Egypt, IMF reach preliminary deal for $3 billion loan to fight soaring inflation
Hours before announcement of agreement, central bank hikes key interest rates by 2%, implements more flexible exchange rate system, as Cairo commits to initiate reforms
CAIRO — The International Monetary Fund reached a preliminary agreement with the Egyptian government on Thursday, paving the way for the economically troubled Arab nation to access a $3 billion loan, officials said Thursday.
IMF officials said a “staff agreement” between the Egyptian government and IMF leaders had been reached following months of talks, as Egypt struggles to combat surging inflation caused, in part, by the war in Ukraine.
In a statement issued Thursday, Egypt’s IMF Mission chief, Ivanna Vladkova Hollar, said the 46-month deal — known as an Extended Fund Facility Arrangement — allows Egypt access to the $3 billion loan on the condition it implements a series of economic reforms.
In the hours before the announcement, Egypt’s central bank announced a series of economic measures including the hike of key interest rates by 2% and a switch to a more flexible exchange rate system.
“The Central Bank of Egypt’s move to a flexible exchange rate regime is a significant and welcome step to unwind external imbalances, boost Egypt’s competitiveness, and attract foreign direct investment,” said Hollar.
The Egyptian economy has been hard-hit by the coronavirus pandemic and the war in Ukraine, events that have disrupted global markets and hiked oil and food prices worldwide.

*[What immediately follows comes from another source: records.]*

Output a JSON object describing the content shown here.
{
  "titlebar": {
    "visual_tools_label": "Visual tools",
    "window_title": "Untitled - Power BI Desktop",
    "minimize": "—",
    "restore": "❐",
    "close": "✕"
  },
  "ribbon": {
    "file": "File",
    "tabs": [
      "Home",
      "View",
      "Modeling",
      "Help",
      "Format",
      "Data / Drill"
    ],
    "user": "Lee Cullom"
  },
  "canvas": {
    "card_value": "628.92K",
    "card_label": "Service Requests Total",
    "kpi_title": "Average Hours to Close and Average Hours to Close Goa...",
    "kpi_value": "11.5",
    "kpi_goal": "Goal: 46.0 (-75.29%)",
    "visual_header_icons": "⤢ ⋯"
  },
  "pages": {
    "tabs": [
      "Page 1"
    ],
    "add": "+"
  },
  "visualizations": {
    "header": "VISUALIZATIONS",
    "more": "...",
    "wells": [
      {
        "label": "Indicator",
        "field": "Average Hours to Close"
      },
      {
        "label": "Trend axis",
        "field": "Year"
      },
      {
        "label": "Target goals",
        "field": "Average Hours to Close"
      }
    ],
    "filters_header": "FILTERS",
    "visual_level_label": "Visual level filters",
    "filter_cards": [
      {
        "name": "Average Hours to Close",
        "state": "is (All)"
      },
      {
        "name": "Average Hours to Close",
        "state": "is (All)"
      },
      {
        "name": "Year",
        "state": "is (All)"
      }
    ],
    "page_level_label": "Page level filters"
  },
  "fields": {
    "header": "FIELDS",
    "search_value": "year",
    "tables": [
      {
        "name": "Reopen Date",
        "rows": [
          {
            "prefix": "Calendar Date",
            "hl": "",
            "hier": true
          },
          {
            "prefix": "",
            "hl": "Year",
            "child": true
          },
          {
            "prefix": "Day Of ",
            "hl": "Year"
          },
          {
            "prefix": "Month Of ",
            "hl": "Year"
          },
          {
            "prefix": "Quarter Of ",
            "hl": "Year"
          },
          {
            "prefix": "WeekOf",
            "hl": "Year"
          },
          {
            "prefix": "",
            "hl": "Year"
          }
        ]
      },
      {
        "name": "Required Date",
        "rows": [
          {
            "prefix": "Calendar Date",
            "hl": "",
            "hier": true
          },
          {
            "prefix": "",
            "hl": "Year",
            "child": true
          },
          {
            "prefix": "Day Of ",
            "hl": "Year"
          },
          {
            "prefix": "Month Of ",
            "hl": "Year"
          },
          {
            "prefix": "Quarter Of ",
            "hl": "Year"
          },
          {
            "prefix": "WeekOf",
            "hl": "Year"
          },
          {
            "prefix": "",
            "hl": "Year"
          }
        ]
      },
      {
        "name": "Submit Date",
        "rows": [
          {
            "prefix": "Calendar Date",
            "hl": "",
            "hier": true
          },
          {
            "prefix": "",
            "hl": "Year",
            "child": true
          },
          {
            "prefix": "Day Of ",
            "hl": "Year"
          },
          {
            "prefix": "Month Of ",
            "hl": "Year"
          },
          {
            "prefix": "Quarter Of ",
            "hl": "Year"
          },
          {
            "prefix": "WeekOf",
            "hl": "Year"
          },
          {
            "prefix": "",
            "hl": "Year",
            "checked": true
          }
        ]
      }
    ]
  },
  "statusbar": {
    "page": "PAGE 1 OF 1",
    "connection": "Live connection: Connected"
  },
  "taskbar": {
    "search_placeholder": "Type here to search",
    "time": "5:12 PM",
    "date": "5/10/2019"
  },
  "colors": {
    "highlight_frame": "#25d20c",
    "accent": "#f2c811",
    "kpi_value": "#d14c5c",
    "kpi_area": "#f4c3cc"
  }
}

Egypt is the world’s largest wheat importer, most of which came from Russia and Ukraine. The country’s supply is subject to price changes in the international market.
According to Holler, some of the agreement’s main goals are to reduce Egypt’s overall debt and bring about broad reforms to its fiscal policy.

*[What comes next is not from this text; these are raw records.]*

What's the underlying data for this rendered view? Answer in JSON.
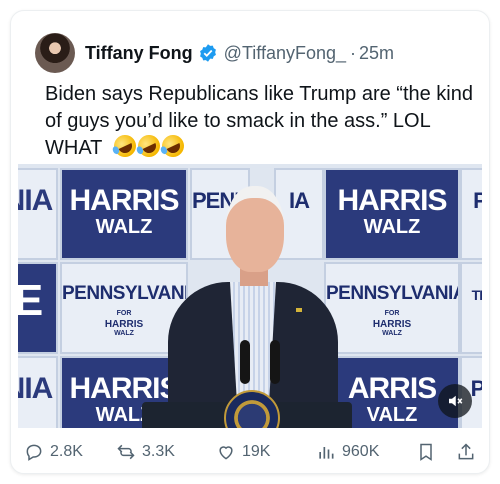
{
  "tweet": {
    "author_name": "Tiffany Fong",
    "handle": "@TiffanyFong_",
    "separator": "·",
    "time": "25m",
    "text": "Biden says Republicans like Trump are “the kind of guys you’d like to smack in the ass.” LOL WHAT",
    "emoji": [
      "rolling-on-floor-laughing",
      "rolling-on-floor-laughing",
      "rolling-on-floor-laughing"
    ],
    "verified": true
  },
  "media": {
    "signs": {
      "harris": "HARRIS",
      "walz": "WALZ",
      "pennsylvania": "PENNSYLVANIA",
      "for": "FOR",
      "harris_small": "HARRIS",
      "walz_small": "WALZ",
      "nia_left": "NIA",
      "penn_partial": "PENN",
      "ia_partial": "IA",
      "p_right": "P",
      "pi_right": "PI",
      "th_right": "TH",
      "e_left": "E",
      "harris_partial": "HARRIS",
      "walz_partial": "WALZ",
      "arris_partial": "ARRIS",
      "valz_partial": "VALZ"
    },
    "mute_icon": "volume-muted-icon"
  },
  "actions": {
    "replies": "2.8K",
    "reposts": "3.3K",
    "likes": "19K",
    "views": "960K"
  },
  "colors": {
    "text_primary": "#0f1419",
    "text_secondary": "#536471",
    "verified_blue": "#1d9bf0",
    "sign_navy": "#2b3a7c"
  }
}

In a statement issued Thursday morning, Egypt’s central bank said it had raised the new lending rate to 14.25% and the deposit rate to 13.25%. The discount rate was also raised to 13.75%, it said.
By changing to a more “durably flexible exchange rate,” the bank said it would allow the international markets to “determine the value of the Egyptian pound against other foreign currencies.”

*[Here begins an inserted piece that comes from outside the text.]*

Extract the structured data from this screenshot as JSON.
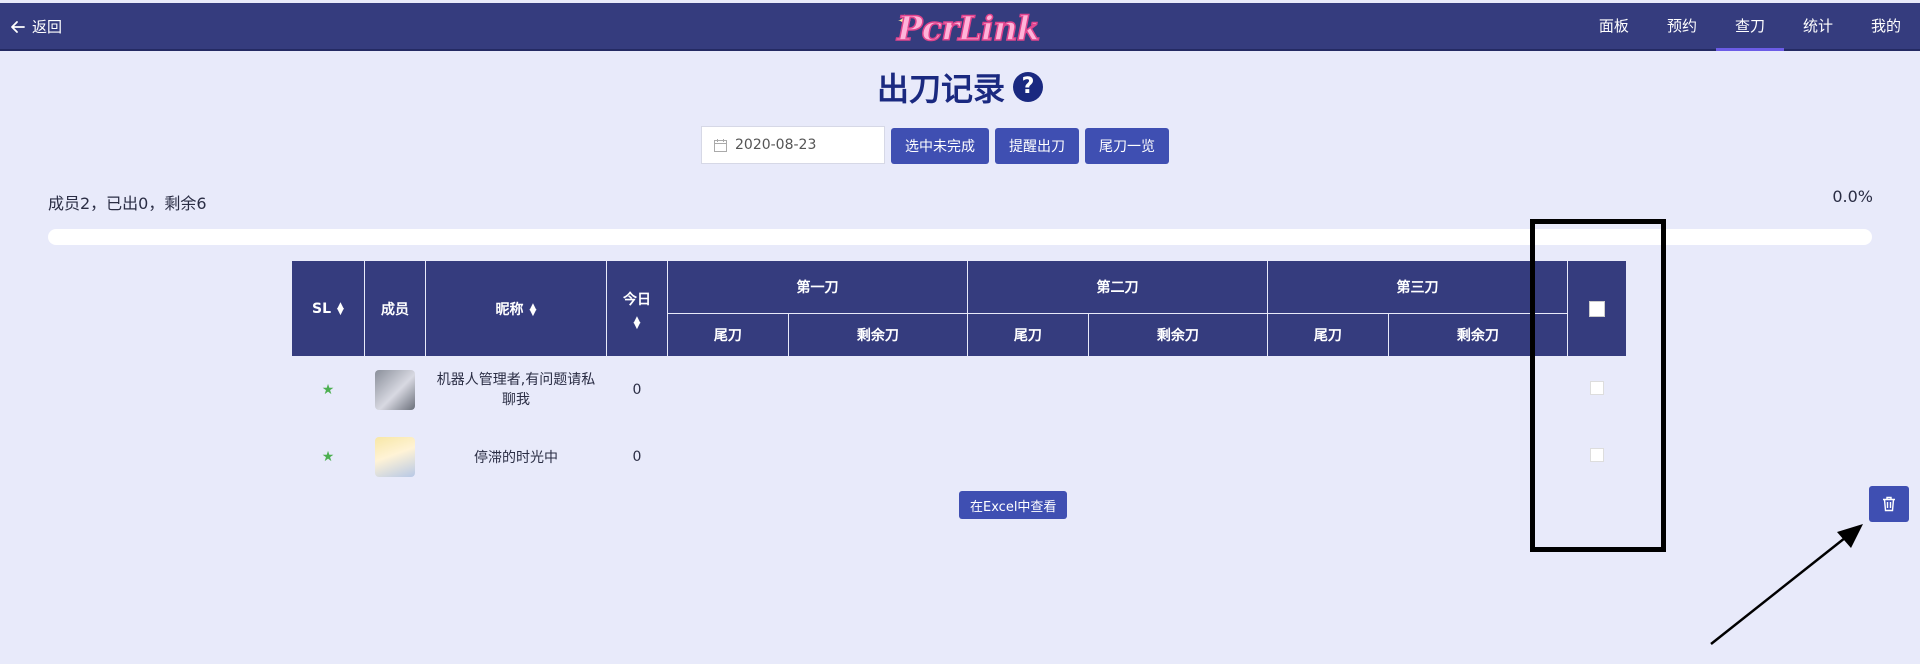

Egypt’s monetary reforms and the IMF loan are designed to help offset rising inflation, which passed 15% in September, and lightens the financial pressure on lower- and middle-income households.
Following the bank’s announcement, the Egyptian pound dropped in value against the US dollar from around 19.75 pounds to a dollar to at least 22.50 pounds to a dollar, according to data provided by the National Bank of Egypt.
In its statement, Egypt’s central bank said it was “intent on intensifying its reform agenda to secure macroeconomic stability and achieve strong, sustainable, and inclusive growth.”
As part of its reforms, the bank also said it would begin removing a system for importers, a red tape process introduced in February to control the demand on the currency for imports.
Late Wednesday, Egyptian Prime Minister Mustafa Madbouly also announced a 15% increase in the minimum monthly wage, from 2,700 pounds ($137) to 3,000 pounds ($152). Prime Minister Mustafa Madbouly’s announcement marks the fourth hike in the minimum wage since President Abdel Fattah el-Sissi took office in 2014.
About a third of Egypt’s 104 million people live in poverty, according to government figures.